Terry Gross' Fresh Air: Interpreting the Constitution in the Digital Era
Facts/Details:
- Constitution 3.0, a collection of essays of future technological developments that stress the Constitution and shows how the current Constitution is out-dated.
- The Supreme Court is currently dealing with a case on the legality of the Police force placing a GPS tracking device on a car without a warrant. The biggest question is what is the difference of tracking for 10 to 100 miles compared to tracking for a month.
- The GPS tracking case is possible one of the biggest steps or cases involving privacy, that our time faces.

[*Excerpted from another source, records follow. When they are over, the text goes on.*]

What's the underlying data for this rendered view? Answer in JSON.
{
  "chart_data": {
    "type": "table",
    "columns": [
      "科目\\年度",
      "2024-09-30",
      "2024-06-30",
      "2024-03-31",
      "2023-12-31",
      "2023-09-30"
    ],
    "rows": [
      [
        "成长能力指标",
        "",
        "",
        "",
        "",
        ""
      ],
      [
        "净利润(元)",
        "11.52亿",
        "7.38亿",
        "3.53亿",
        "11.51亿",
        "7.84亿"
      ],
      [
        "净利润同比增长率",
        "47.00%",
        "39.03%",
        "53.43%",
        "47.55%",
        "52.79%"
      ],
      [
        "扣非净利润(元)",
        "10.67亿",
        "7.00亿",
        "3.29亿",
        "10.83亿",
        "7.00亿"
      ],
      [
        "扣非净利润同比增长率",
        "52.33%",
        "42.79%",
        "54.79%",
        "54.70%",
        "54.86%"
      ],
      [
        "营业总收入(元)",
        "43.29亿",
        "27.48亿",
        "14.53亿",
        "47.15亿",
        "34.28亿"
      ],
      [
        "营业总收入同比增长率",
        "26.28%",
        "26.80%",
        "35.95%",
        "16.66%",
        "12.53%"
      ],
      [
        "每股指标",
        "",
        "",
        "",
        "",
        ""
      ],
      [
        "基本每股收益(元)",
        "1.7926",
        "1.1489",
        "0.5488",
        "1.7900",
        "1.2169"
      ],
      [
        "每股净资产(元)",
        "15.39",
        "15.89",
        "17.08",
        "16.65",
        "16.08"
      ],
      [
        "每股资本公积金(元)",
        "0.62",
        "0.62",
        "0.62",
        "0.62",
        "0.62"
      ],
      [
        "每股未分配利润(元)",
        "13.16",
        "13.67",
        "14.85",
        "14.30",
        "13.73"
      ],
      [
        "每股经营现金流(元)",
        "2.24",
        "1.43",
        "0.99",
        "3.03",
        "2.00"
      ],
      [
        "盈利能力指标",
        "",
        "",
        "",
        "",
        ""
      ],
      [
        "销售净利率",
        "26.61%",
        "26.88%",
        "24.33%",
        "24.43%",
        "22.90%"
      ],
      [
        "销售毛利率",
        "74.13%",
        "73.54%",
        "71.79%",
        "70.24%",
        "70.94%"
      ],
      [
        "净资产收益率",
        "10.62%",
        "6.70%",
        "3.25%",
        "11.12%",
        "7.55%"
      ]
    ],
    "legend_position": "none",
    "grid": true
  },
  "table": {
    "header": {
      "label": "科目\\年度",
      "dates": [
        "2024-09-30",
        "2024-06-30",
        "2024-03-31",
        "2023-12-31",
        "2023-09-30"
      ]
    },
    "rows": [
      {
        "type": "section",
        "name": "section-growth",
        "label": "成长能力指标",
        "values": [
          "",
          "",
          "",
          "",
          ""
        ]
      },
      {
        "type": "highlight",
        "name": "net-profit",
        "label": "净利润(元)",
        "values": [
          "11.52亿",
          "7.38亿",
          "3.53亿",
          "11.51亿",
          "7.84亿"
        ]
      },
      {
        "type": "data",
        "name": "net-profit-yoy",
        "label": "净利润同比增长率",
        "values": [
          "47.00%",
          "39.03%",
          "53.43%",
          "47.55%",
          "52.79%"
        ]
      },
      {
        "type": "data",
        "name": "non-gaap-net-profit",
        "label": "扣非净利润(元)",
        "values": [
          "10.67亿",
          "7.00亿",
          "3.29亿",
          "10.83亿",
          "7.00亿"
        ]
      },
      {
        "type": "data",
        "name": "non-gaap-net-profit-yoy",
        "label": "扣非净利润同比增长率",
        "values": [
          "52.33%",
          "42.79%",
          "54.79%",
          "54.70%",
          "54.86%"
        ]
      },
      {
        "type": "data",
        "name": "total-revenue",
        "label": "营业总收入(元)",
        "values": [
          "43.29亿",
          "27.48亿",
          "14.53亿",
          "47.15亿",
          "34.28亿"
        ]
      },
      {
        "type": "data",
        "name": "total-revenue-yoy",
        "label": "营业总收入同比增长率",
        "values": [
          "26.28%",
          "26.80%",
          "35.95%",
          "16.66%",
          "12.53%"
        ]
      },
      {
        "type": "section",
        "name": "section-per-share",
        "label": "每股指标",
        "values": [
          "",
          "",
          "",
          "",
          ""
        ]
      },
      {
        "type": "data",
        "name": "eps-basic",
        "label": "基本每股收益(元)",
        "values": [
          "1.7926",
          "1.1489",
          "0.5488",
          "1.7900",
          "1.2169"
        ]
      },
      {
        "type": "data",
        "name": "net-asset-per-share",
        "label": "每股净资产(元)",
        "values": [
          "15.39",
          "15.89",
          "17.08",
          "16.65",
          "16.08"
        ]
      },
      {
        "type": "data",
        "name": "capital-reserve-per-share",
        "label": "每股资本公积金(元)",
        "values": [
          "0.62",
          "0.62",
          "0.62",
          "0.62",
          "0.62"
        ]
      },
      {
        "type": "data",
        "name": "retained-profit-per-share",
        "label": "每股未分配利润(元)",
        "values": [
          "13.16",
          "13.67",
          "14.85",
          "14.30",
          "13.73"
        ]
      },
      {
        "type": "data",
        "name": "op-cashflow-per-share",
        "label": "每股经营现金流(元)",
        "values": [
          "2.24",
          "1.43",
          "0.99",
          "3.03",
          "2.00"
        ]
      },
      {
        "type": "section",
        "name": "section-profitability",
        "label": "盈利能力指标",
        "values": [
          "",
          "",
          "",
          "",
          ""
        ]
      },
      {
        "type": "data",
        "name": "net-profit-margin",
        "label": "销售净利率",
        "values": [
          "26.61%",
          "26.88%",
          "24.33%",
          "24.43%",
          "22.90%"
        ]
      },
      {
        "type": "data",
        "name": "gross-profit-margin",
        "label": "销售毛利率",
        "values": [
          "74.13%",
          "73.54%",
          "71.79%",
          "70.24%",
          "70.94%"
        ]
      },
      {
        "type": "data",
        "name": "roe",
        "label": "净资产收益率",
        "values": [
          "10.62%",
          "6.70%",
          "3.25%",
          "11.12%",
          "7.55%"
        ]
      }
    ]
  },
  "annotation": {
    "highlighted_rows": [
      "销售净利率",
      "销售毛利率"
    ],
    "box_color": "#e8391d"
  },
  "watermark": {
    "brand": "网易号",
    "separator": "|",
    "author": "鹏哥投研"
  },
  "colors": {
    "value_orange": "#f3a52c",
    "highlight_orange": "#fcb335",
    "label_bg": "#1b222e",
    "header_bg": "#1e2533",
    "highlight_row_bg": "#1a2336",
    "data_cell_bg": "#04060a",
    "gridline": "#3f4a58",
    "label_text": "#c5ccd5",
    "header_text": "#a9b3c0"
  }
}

- Louis Brandeis, considered a visionary of both rights of privacy and rights of speech, realized, in a case from his own time, that it is not necessary to breaking into or have physical trespassing for the creation of an unreasonable search to occur.
- Jeff Rosen believes that there is a necessity for translation of the Constitution. In his essay, in Constitution 3.0, he shows a story of a world at the time of 2025, where people have the ability to know what you are doing and where you are 24/7, via security camera and things like such.

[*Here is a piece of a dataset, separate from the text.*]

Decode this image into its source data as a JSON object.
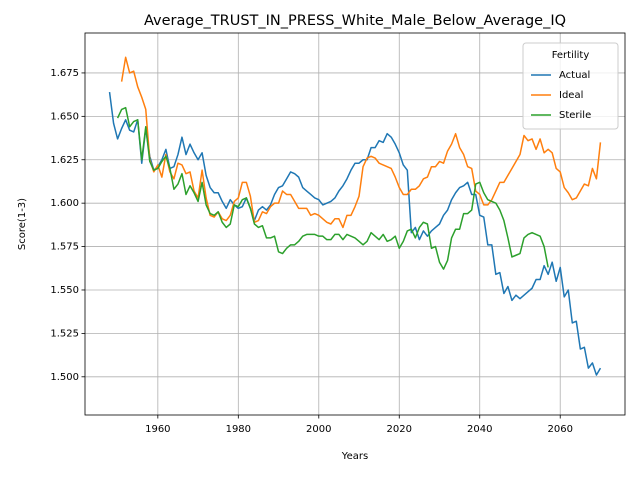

- The Fourth Amendment only prohibits the government from unreasonable search and seizure, meaning that a case against a company, like Facebook, would be very different compare to a case against the government.
- Senator Ron Wyden, a democrat from Oregon, and Senator Josh Chaffetz, republican from Utah, proposed a bipartisan bill dealing with privacy rights and GPS tracking. The bill is called Geo-location Privacy and Surveillance bill, and it was created to regulate the global positioning devices used by the government.
- Google Maps became controversial when it started taking 'street view' picture, because it is a possible invasion of privacy. In Germany the decided that they would not let Google because of their strict laws on data gathering.
- The lines regarding privacy, adhering or breaking, are very different between American and Europe, as the two have very different policies on data gathering.
- In France the French Data Privacy Commissioner has said that there should be a legal right to "escape your past" and the content of your person, on the internet, its called the "right to oblivion".
Questions:
- As Rosen mentioned that Facebook is a private company, can Facebook be regulated by the Constitution?
- In Jeff Rosen's Open World essay, what can we do about these private companies and corporations and can they be regulated/ held accountable if a corporation can be viewed as an individual?
- Can the existing Constitution deal with such matters like ones in Constitution 3.0?
- Excluding the case, judge, precedents,etc. What can we do about internet privacy in general?
- How far, privacy wise, are we able to stretch the Constitution or how far has the American government stretched the Constitution to fit new ideas, technology, etc?